Common response fields

All audio inference operations return a consistent set of fields:

audioUUID
string UUID v4

A unique identifier for the generated audio. This UUID can be used to reference the audio in subsequent operations or for tracking purposes.

The audioUUID is different from the taskUUID. While taskUUID identifies the generation request, audioUUID identifies the specific audio output.

audioURL
string

If outputType is set to URL, this parameter contains the URL of the audio to be downloaded.

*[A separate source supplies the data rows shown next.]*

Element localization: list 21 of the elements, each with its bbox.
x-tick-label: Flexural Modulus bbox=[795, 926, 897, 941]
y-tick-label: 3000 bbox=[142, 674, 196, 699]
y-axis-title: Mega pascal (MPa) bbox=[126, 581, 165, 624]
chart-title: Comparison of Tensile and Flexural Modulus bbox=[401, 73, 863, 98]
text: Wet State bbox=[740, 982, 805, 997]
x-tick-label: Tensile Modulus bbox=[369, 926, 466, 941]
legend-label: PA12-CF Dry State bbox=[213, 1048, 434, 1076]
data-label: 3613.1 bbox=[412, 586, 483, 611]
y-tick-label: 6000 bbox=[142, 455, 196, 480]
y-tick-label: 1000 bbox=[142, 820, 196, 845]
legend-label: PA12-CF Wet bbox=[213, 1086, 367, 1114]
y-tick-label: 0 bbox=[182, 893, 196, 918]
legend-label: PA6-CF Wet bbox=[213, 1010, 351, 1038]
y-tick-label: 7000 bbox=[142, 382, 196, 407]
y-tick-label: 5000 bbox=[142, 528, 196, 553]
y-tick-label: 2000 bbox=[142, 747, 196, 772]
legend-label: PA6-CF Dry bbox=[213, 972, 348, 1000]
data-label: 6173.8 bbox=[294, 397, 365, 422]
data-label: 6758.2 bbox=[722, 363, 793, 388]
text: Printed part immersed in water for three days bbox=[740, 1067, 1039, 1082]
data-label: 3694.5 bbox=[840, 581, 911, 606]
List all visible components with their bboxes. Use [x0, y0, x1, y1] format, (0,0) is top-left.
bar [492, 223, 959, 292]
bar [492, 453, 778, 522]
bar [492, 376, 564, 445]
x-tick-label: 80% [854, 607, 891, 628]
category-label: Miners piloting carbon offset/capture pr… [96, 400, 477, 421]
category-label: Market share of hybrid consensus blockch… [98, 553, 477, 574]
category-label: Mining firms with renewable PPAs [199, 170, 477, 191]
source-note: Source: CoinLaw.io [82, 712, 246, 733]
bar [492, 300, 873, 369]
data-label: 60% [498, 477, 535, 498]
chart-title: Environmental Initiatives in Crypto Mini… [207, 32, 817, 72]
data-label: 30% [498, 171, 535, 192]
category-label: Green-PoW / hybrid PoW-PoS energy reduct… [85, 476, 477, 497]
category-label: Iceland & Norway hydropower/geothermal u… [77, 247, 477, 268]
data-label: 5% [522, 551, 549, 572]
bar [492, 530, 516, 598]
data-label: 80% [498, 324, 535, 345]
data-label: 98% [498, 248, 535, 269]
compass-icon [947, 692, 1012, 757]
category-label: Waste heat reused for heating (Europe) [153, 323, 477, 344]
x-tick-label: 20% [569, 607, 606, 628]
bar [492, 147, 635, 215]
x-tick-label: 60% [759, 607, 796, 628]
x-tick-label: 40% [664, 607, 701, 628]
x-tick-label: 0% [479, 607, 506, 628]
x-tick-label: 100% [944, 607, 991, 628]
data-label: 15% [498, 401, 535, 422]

The response format depends on your deliveryMethod setting.

Synchronous delivery

When using sync mode, you receive the complete audio results directly in the API response:

{
  "data": [
    {
      "taskType": "audioInference",
      "taskUUID": "24cd5dff-cb81-4db5-8506-b72a9425f9d1",
      "audioUUID": "b7db282d-2943-4f12-992f-77df3ad3ec71",
      "audioURL": "https://am.runware.ai/audio/ws/0.5/ai/b7db282d-2943-4f12-992f-77df3ad3ec71.mp3",
      "cost": 0.08
    }
  ]
}

Asynchronous delivery

When you submit an audio task with async delivery, you receive immediate confirmation (or an error if the request is invalid):

{
  "data": [
    {
      "taskType": "audioInference",
      "taskUUID": "24cd5dff-cb81-4db5-8506-b72a9425f9d1"
    }
  ]
}
{
  "errors": [
    {
      "code": "unsupportedDuration",
      "message": "Invalid value for duration parameter. This duration exceeds the maximum supported by the model.",
      "parameter": "duration",
      "type": "float",
      "documentation": "https://runware.ai/docs/en/audio-inference/api-reference#request-duration",
      "taskUUID": "24cd5dff-cb81-4db5-8506-b72a9425f9d1"
    }
  ]
}

Final results

When processing completes, the getResponse task returns the full audio data:

{
  "data": [
    {
      "taskType": "audioInference",
      "taskUUID": "24cd5dff-cb81-4db5-8506-b72a9425f9d1",
      "status": "success",
      "audioUUID": "b7db282d-2943-4f12-992f-77df3ad3ec71",
      "audioURL": "https://am.runware.ai/audio/ws/0.5/ai/b7db282d-2943-4f12-992f-77df3ad3ec71.mp3",
      "cost": 0.08
    }
  ]
}
{
  "errors": [
    {
      "code": "timeoutProvider",
      "status": "error",
      "message": "The external provider did not respond within the timeout window. The request was automatically terminated.",
      "documentation": "https://runware.ai/docs/en/audio-inference/api-reference",
      "taskUUID": "24cd5dff-cb81-4db5-8506-b72a9425f9d1"
    }
  ]
}

For polling workflow details, see our Task Responses documentation.